貝谷橋で下部工 主要事業 牛堀麻生BP整備を推進(県鉾田工事)

[2021/9/11 茨城版]
 県鉾田工事事務所(鈴木愼一所長)はこのほど、本年度の主要事業をまとめた。道路整備では災害時に緊急輸送道路として重要な役割を担う国道355号牛堀麻生バイパスや大洗友部線箕輪地区の整備を行う。河川整備では、浸水対策として巴川で貝谷橋の橋梁下部工事や河川改修を推進する。このほか、旭海岸での養浜工事や急傾斜での土砂災害を防止対策工事などを盛り込んだ。

 道路整備のうち、国道355号牛堀麻生バイパス整備事業は、国道51号から国道6号までの渋滞解消や、行方市麻生地内にある現道の狭あい対策などを目的に行う。さらに、第一次緊急輸送道路として、国道51号から行方麻生区間のバイパス整備を進めている。

 本年度は行方市区間で用地補償と道路改良舗装工事、潮来市区間で道路改良舗装工事を行う。全体計画は延長10.8km、幅員25/14m、総事業費は140億円と試算した。進捗率は20年度末で73%(用地98%)となっている。

 水戸神栖線道路整備事業では、行方市内において車道の線形が現在の規格を満たしていない箇所や歩道が整備されていない箇所があることを受けて整備を行う。工事は道路改良や歩道設置などを進めていく。

 同事業のうち、手賀地区(行方市手賀)では本年度に用地補償を行う。全体計画は延長2300m、幅員15/6.5m、総事業費は6.5億円に設定。進捗率は19%(用地44%)となる。

 井上藤井地区(行方市井上藤井)では本年度に用地補償と道路改良舗装工事を実施する。全体計画は延長1300m、幅員15/6.5m、総事業費6億円と試算。進捗率は88%(用地100%)となっている。

 大洗友部線道路整備事業は、鉾田市箕輪地区内の現道において、道路法線が2カ所直角に屈曲し、歩道もないことを受けてバイパス整備を行う。本年度は道路改良舗装工事を実施する。全体計画は延長1km、幅員10/6m、総事業は11億円となる。進捗率は82%(用地100%)となる。

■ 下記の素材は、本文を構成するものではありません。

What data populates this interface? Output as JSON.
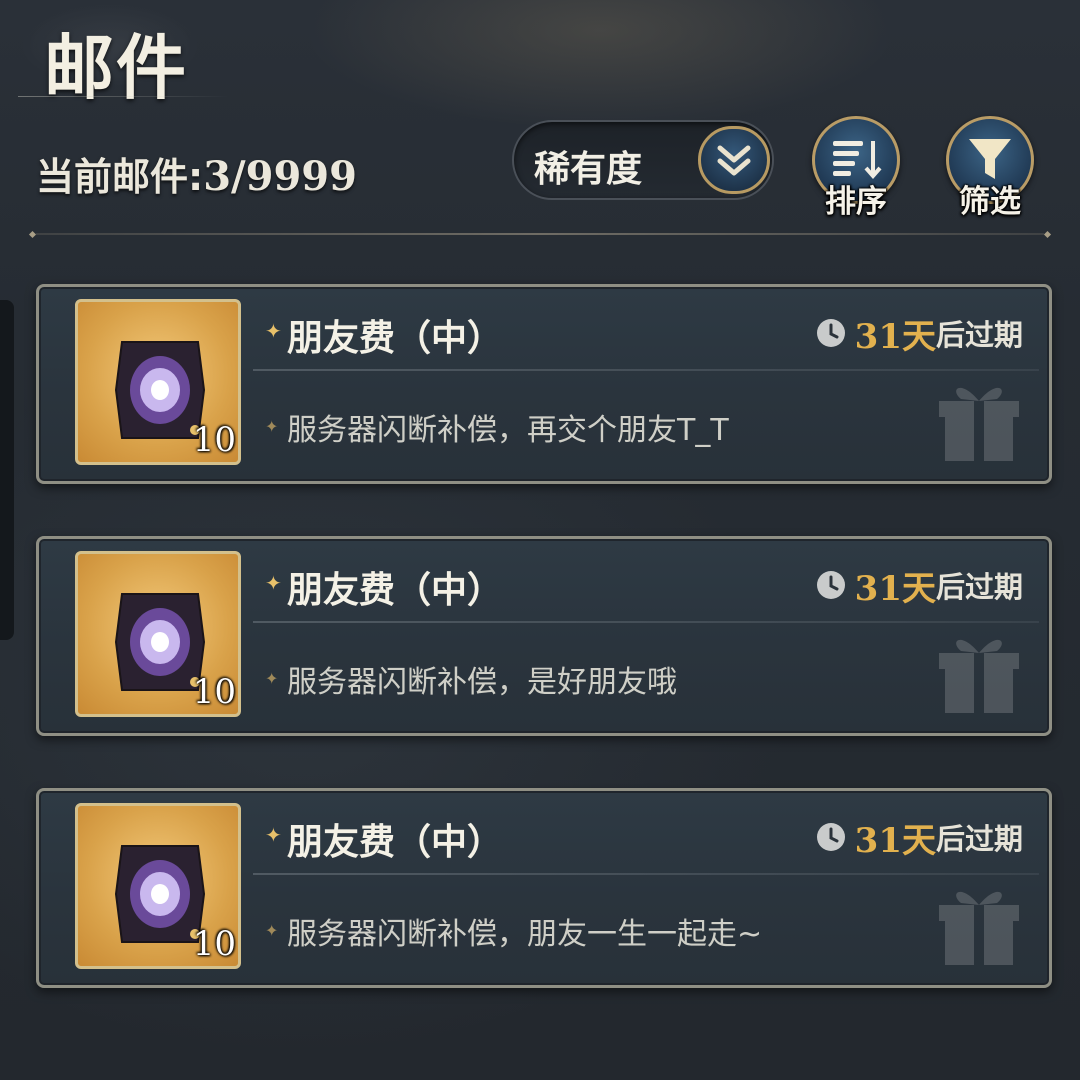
{
  "header": {
    "title": "邮件",
    "mail_count_label": "当前邮件:",
    "mail_count_value": "3/9999"
  },
  "toolbar": {
    "sort_select_value": "稀有度",
    "sort_button_label": "排序",
    "filter_button_label": "筛选"
  },
  "colors": {
    "accent_gold": "#e2b14e",
    "button_blue": "#2e5070",
    "card_border": "#8f8f84"
  },
  "mails": [
    {
      "subject": "朋友费（中）",
      "expiry_days": "31天",
      "expiry_suffix": "后过期",
      "body": "服务器闪断补偿，再交个朋友T_T",
      "item_icon": "ticket-card-icon",
      "item_quantity": "10"
    },
    {
      "subject": "朋友费（中）",
      "expiry_days": "31天",
      "expiry_suffix": "后过期",
      "body": "服务器闪断补偿，是好朋友哦",
      "item_icon": "ticket-card-icon",
      "item_quantity": "10"
    },
    {
      "subject": "朋友费（中）",
      "expiry_days": "31天",
      "expiry_suffix": "后过期",
      "body": "服务器闪断补偿，朋友一生一起走~",
      "item_icon": "ticket-card-icon",
      "item_quantity": "10"
    }
  ]
}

 巴川河川広域河川改修事業では、河川断面が狭小のため、大雨時に浸水被害が発生していることを受けて対策を行う。具体的には流下を阻害する橋梁の架替を進めるとともに、下流から河道掘削と堤防整備を行う。

 本年度は貝谷橋での橋梁下部工事と地盤改良工事、用地補償を実施する。全体計画は河川改修工事4840m、総事業費は41.6億円に設定した。進捗率は87%となっている。

 海岸浸食対策事業は、鹿島灘海岸の侵食を受けて、砂浜の維持・安定化を図るためヘッドランドと養浜工事をあわせた工法で侵食防止に努める。また、砂浜の後退が見られる鉾田海岸では、地元の意見を考慮しながら工法の検討を進めている。

 本年度は旭海岸で荒粒材養浜工事を行う。全体計画はヘッドランド15基、養浜159万立方m、総事業費は215億3000万円と試算。進捗率は32%(ヘッドランド15基、養浜工24万8000立方m)となっている。

 急傾斜地崩壊対策事業では、がけ崩れのおそれのある危険箇所の崩壊対策を進めている。また、崩壊対策工事とあわせ、危険性のある区域の明確化や警戒避難体制の整備といったソフト対策の充実のため、土砂災害警戒区域等の指定見直しを進める。

 本年度は行方市山田地区と鉾田市七軒町地区ほか3カ所で対策工事を実施する。危険区域(要対策)は99カ所(鉾田36カ所、行方63カ所)で、進捗率は63%(62カ所概成)となる。

 鹿島灘海浜公園事業では、県民のニーズに対応した広域公園として整備を進める。本年度はボードウォーク更新工事を行う。第1期事業は27haが対象で、総事業費は53億円となる。進捗率は100%で、供用開始済は20.6haとなっている。